= Los Angeles County Arts Commission =

Arts council in Greater Los Angeles

The Los Angeles County Arts Commission provides leadership in cultural services of all disciplines for the largest county in the United States, encompassing 88 municipalities. The Arts Commission provides leadership and staffing to support the County-wide collaboration for arts education called the Arts Ed Collective, administers a grants program that funds more than 400 nonprofit arts organizations annually, oversees the county's Civic Art Program for capital projects, funds the largest arts internship program in the country in conjunction with the Getty Foundation and supports the Los Angeles County Cultural Calendar on Discover LA and Spacefinder LA, a site connecting artists and arts organizations. The commission also produces free community programs, including a year-round music program that funds free concerts in public sites.

==History==
The Los Angeles County Arts Commission was established in 1947. In the first two decades of its inception the LA County Arts Commission primarily funded professional and community music groups such as orchestras and was known as the Music Commission. In 1966, the Commission changed its name to the Los Angeles County Music and Performing Arts Commission and also brought under its funding umbrella dance and theater organizations.

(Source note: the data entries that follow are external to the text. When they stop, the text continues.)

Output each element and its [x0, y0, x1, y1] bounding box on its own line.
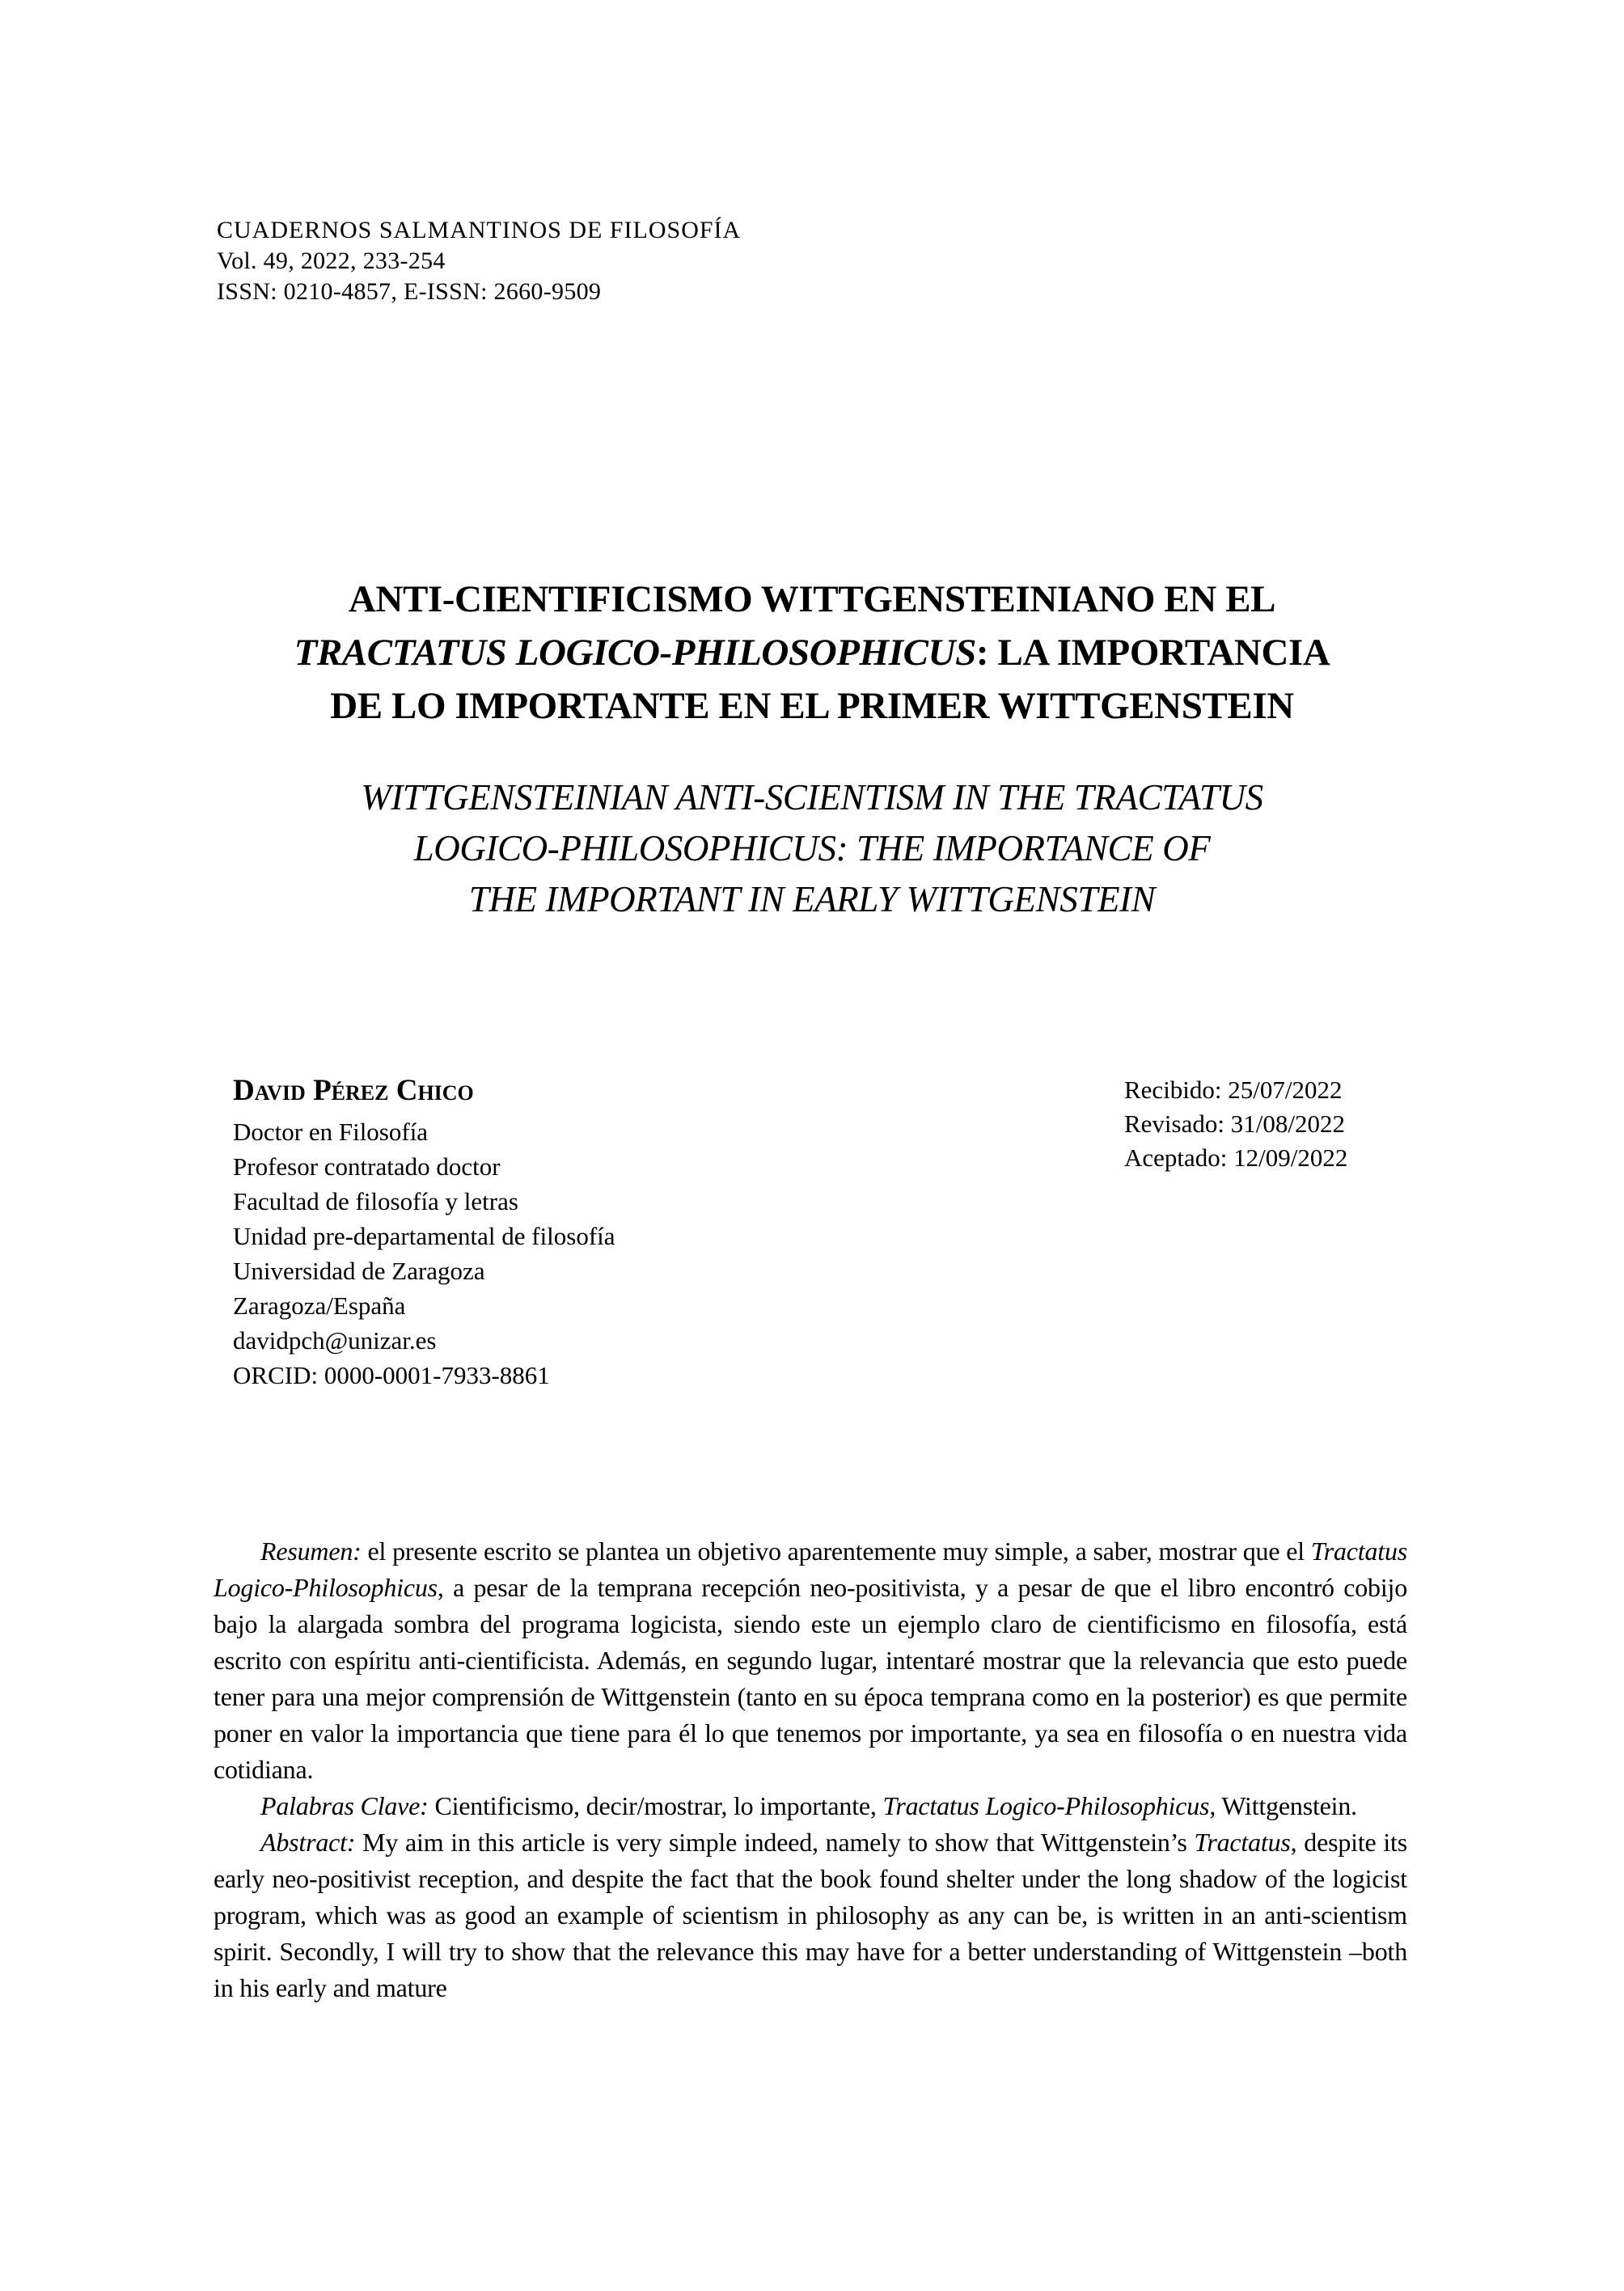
author-unit: Unidad pre-departamental de filosofía — [233, 1222, 615, 1250]
author-degree: Doctor en Filosofía — [233, 1118, 429, 1146]
review-dates — [1124, 1073, 1347, 1175]
date-accepted: Aceptado: 12/09/2022 — [1124, 1143, 1348, 1172]
journal-issn-line: ISSN: 0210-4857, E-ISSN: 2660-9509 — [217, 278, 602, 305]
title-es-line-2: TRACTATUS LOGICO-PHILOSOPHICUS: LA IMPORTANCIA — [294, 632, 1330, 674]
date-revised: Revisado: 31/08/2022 — [1124, 1110, 1345, 1138]
title-en-line-2: LOGICO-PHILOSOPHICUS: THE IMPORTANCE OF — [413, 828, 1211, 869]
date-received: Recibido: 25/07/2022 — [1124, 1076, 1343, 1104]
title-en-line-1: WITTGENSTEINIAN ANTI-SCIENTISM IN THE TRACTATUS — [361, 777, 1263, 818]
article-title-en — [0, 772, 1624, 925]
author-location: Zaragoza/España — [233, 1291, 406, 1320]
author-faculty: Facultad de filosofía y letras — [233, 1187, 518, 1215]
author-position: Profesor contratado doctor — [233, 1152, 501, 1181]
author-orcid: ORCID: 0000-0001-7933-8861 — [233, 1361, 550, 1389]
journal-volume-line: Vol. 49, 2022, 233-254 — [217, 247, 446, 274]
author-email: davidpch@unizar.es — [233, 1326, 437, 1355]
abstract-es-paragraph: Resumen: el presente escrito se plantea un objetivo aparentemente muy simple, a saber, mostrar que el Tractatus Logico-Philosophicus, a pesar de la temprana recepción neo-positivista, y a pesar de que el libro encontró cobijo bajo la alargada sombra del programa logicista, siendo este un ejemplo claro de cientificismo en filosofía, está escrito con espíritu anti-cientificista. Además, en segundo lugar, intentaré mostrar que la relevancia que esto puede tener para una mejor comprensión de Wittgenstein (tanto en su época temprana como en la posterior) es que permite poner en valor la importancia que tiene para él lo que tenemos por importante, ya sea en filosofía o en nuestra vida cotidiana. — [214, 1536, 1407, 1784]
author-name: David Pérez Chico — [233, 1074, 474, 1107]
keywords-es-paragraph: Palabras Clave: Cientificismo, decir/mostrar, lo importante, Tractatus Logico-Philosophicus, Wittgenstein. — [260, 1791, 1357, 1820]
title-es-line-1: ANTI-CIENTIFICISMO WITTGENSTEINIANO EN EL — [348, 578, 1276, 620]
journal-header — [217, 215, 741, 307]
article-title-es — [0, 573, 1624, 733]
author-university: Universidad de Zaragoza — [233, 1257, 485, 1285]
title-en-line-3: THE IMPORTANT IN EARLY WITTGENSTEIN — [468, 879, 1156, 919]
author-block — [233, 1072, 615, 1393]
abstract-en-paragraph: Abstract: My aim in this article is very simple indeed, namely to show that Wittgenstein’s Tractatus, despite its early neo-positivist reception, and despite the fact that the book found shelter under the long shadow of the logicist program, which was as good an example of scientism in philosophy as any can be, is written in an anti-scientism spirit. Secondly, I will try to show that the relevance this may have for a better understanding of Wittgenstein –both in his early and mature — [214, 1828, 1407, 2002]
abstracts-section — [214, 1533, 1407, 2006]
journal-name: CUADERNOS SALMANTINOS DE FILOSOFÍA — [217, 217, 742, 243]
title-es-line-3: DE LO IMPORTANTE EN EL PRIMER WITTGENSTEIN — [330, 685, 1294, 727]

In 1985, the Los Angeles County Music and Performing Arts Commission received additional funding for the first time from the state arts agency, the California Arts Council (CAC). This enabled it to support a larger number of community-based arts organizations from varying disciplines.

In 1997 the Los Angeles County Music and Performing Arts Commission changed its name to the Los Angeles County Arts Commission to signify the organization's equal support to all art disciplines.

In April 2017, the Los Angeles County Arts Commission (LACAC) announced a monumental new Cultural Equity and Inclusion Initiative (CEII), which includes 13 recommendations to the L.A. County Board of Supervisors intended to “ensure that everyone in L.A. County has equitable access to arts and culture” and to “improve inclusion in the wider arts ecology for all residents in every community.”